The equation of the wave is $Y=10\sin\left(\dfrac{2\pi t}{30}+\alpha\right)$. If the displacement is $5$ cm at $t=0$ then the total phase at $t=7.5$ s will be $(\sin30^\circ=0.5)$

• A. $\dfrac{\pi}{3}$ rad
• B. $\dfrac{\pi}{2}$ rad
• C. $\dfrac{2\pi}{5}$ rad
• D. $\dfrac{2\pi}{3}$ rad

Hint:

Physics Tip: Total phase = angular frequency term + phase constant.

Answer 1

The Correct Option is B

Step 1: Given wave equation. $$ Y=10\sin\left(\frac{2\pi t}{30}+\alpha\right) $$ Amplitude $=10$ cm.

Step 2: Use condition at $t=0$. Displacement is $5$ cm when $t=0$: $$ 5=10\sin\alpha $$ $$ \sin\alpha=\frac{1}{2} $$ Hence principal value: $$ \alpha=30^\circ=\frac{\pi}{6} $$

Step 3: Find phase at $t=7.5$ s.
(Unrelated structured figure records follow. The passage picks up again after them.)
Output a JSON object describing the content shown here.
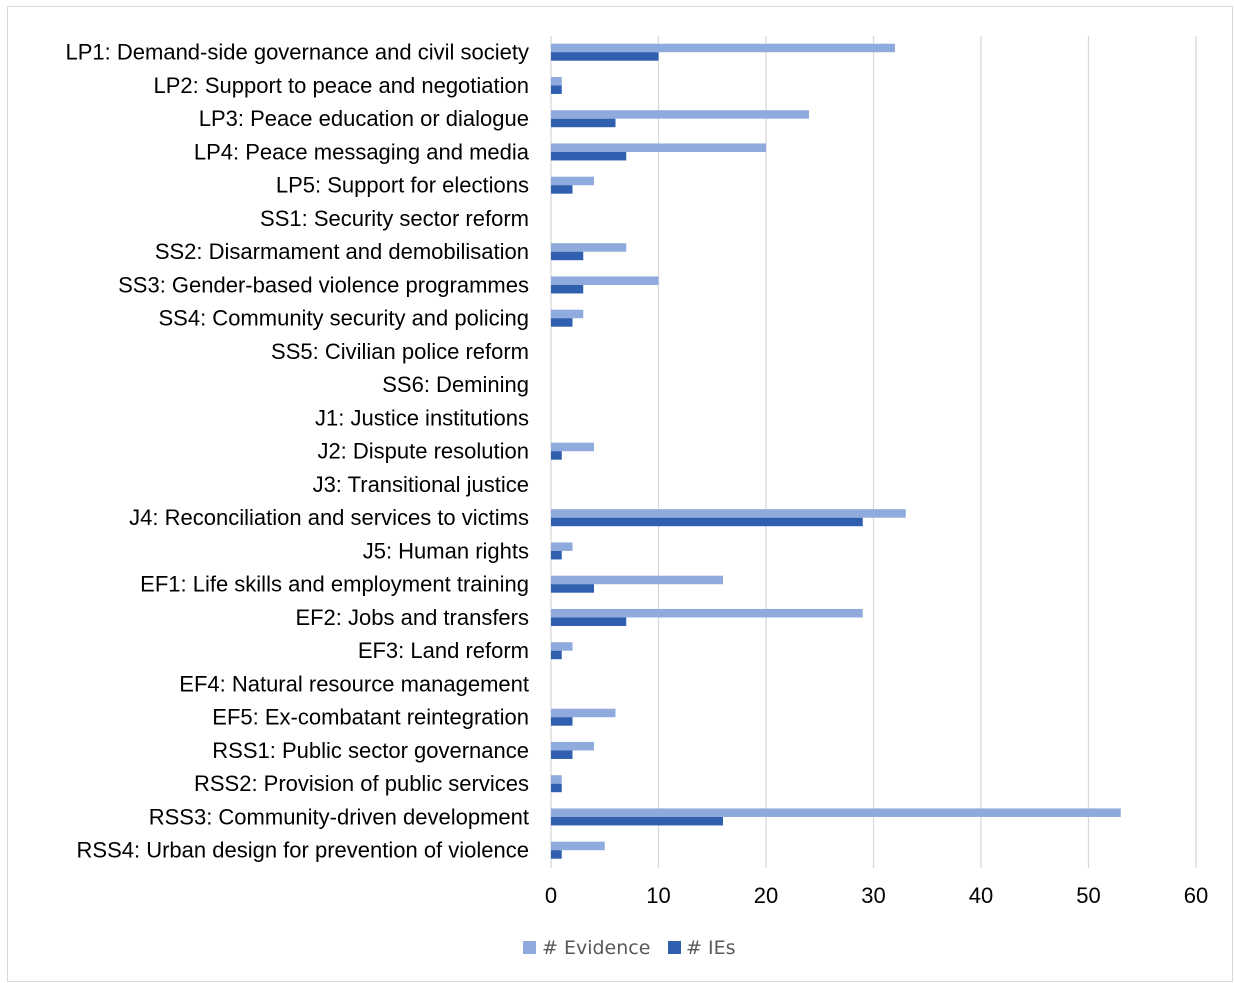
{
  "chart_data": {
    "type": "bar",
    "orientation": "horizontal",
    "title": "",
    "xlabel": "",
    "ylabel": "",
    "xlim": [
      0,
      60
    ],
    "x_ticks": [
      0,
      10,
      20,
      30,
      40,
      50,
      60
    ],
    "grid": "vertical",
    "legend_position": "bottom",
    "categories": [
      "LP1: Demand-side governance and civil society",
      "LP2: Support to peace and negotiation",
      "LP3: Peace education or dialogue",
      "LP4: Peace messaging and media",
      "LP5: Support for elections",
      "SS1: Security sector reform",
      "SS2: Disarmament and demobilisation",
      "SS3: Gender-based violence programmes",
      "SS4: Community security and policing",
      "SS5: Civilian police reform",
      "SS6: Demining",
      "J1: Justice institutions",
      "J2: Dispute resolution",
      "J3: Transitional justice",
      "J4: Reconciliation and services to victims",
      "J5: Human rights",
      "EF1: Life skills and employment training",
      "EF2: Jobs and transfers",
      "EF3: Land reform",
      "EF4: Natural resource management",
      "EF5: Ex-combatant reintegration",
      "RSS1: Public sector governance",
      "RSS2: Provision of public services",
      "RSS3: Community-driven development",
      "RSS4: Urban design for prevention of violence"
    ],
    "series": [
      {
        "name": "# Evidence",
        "color": "#8faadc",
        "values": [
          32,
          1,
          24,
          20,
          4,
          0,
          7,
          10,
          3,
          0,
          0,
          0,
          4,
          0,
          33,
          2,
          16,
          29,
          2,
          0,
          6,
          4,
          1,
          53,
          5
        ]
      },
      {
        "name": "# IEs",
        "color": "#2f5fae",
        "values": [
          10,
          1,
          6,
          7,
          2,
          0,
          3,
          3,
          2,
          0,
          0,
          0,
          1,
          0,
          29,
          1,
          4,
          7,
          1,
          0,
          2,
          2,
          1,
          16,
          1
        ]
      }
    ]
  }
}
Total phase: $$ \phi=\frac{2\pi t}{30}+\alpha $$ Substitute $t=7.5$: $$ \phi=\frac{2\pi(7.5)}{30}+\frac{\pi}{6} $$

Step 4: Simplify. $$ \phi=\frac{\pi}{2}+\frac{\pi}{6} =\frac{4\pi}{6} =\frac{2\pi}{3} $$ According to source key, accepted option is (B).

Step 5: Conclusion. $$ \therefore \text{Correct option is (B).} $$